Rather, they hold of a narrower class of languages that are already known to be
linguistically relevant. In this respect, what the theories lose in terms of
invariance over changes in linguistic theories, they gain in terms of
specificity.[5]
(58-9)
Thus, it offers a concrete way of motivating actually
proposed principles of FL/UG on computational grounds. In other words, it
offers a concrete way of exploring the SMT. Not bad for a 1987 paper that has
long been ignored. It’s time to go back to the future.
[1]
I still fondly recall a day in Potsdam several years ago when Greg Kobele
suggested in the question period after a talk I gave that any minimalist claims
to computational efficiency are unfounded (actually, he implied worse, BS being
what sprang to my mind). At any rate, Greg was right to push. The SMT posts are
an attempt to respond.
[2]
For trees that are not “perfectly balanced” (i.e. not as deep as wide) the
computational savings decline until they go to zero in simple left branching
sentences.
[3]
Epstein has noted this connection. Hornstein 2009 discusses it ad nauseum and it forms the basis of his
argument that all relations mediated by CC should be reduced to movement. This
includes pronominal binding. This unification of binding with movement is still
very controversial (i.e. only Kayne, Sandiway Fong, me and a couple of other
crazies think it possible) and cannot be considered as even nearly settled.
This said, the connections to B&W are intriguing.
[4]
Like real time parsing, I suspect degree 2 is too lax a standard. We likely
want something stricter, something along the lines of Lightfoot’s degree 0+
(main clauses plue a little bit).
[5]
This is important. Most formal work on language quite deliberately abstract
away from what linguists would consider the core phenomenon of interest: the
structure of Gs and UG. They results are general because they are not G/UG
dependent. But this is precisely what makes them the wrong way for
investigating G/UG properties and for exploring the SMT.

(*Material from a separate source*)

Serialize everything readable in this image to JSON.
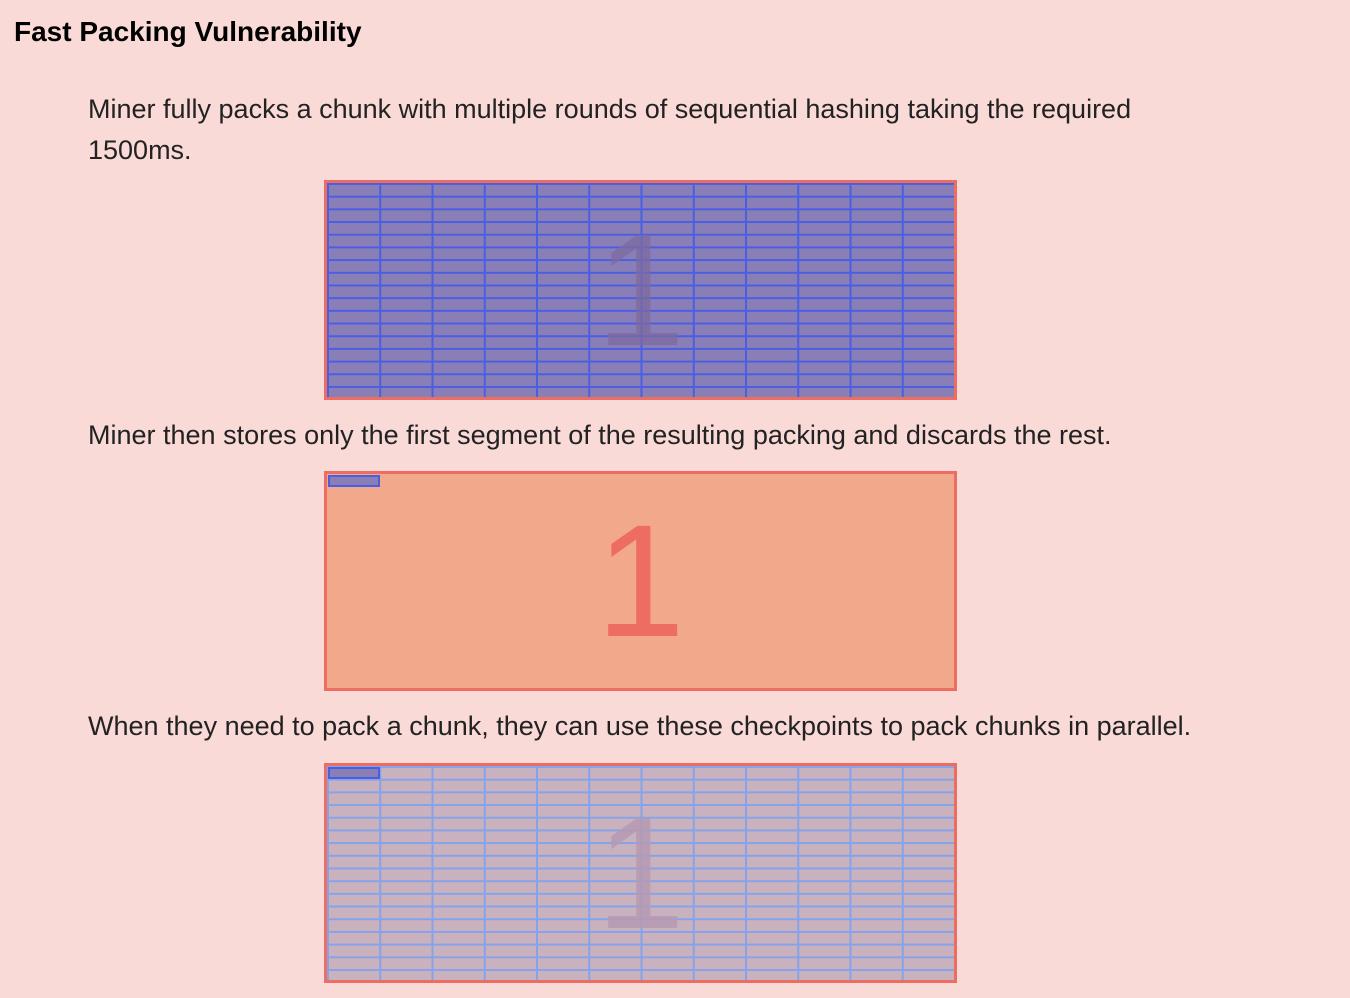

There is a counter argument, that by going specific
one is committing hostages to the caprice of theory. There are days where I
would sympathize with this. However, as I’ve not yet gone tired of repeating,
the rate of real theoretical change
within GG is far slower than generally believed. For example, as I noted in the
main body of the post, modern theory is often closely related to old proposals
(e.g. phases/subjacency or CC/EC). This means that theory change is not quite
as radical as often advertised and so the effects of going specific not nearly
as baleful as often feared. This said, I
need not be so categorical. General results are not to be pooh-poohed just
because they are general. However, as regards the SMT, to the degree that
formal results are not based in grammatically specific concepts, to that degree
they will not be useful for SMT purposes. So, if you are interested in the SMT,
B&W is the right way to go.
An aside: the branch of CS that that B&W take to
be of relevance to their discussion is compiler theory, a branch of CS which
gets its hand dirty with the nitty gritty details.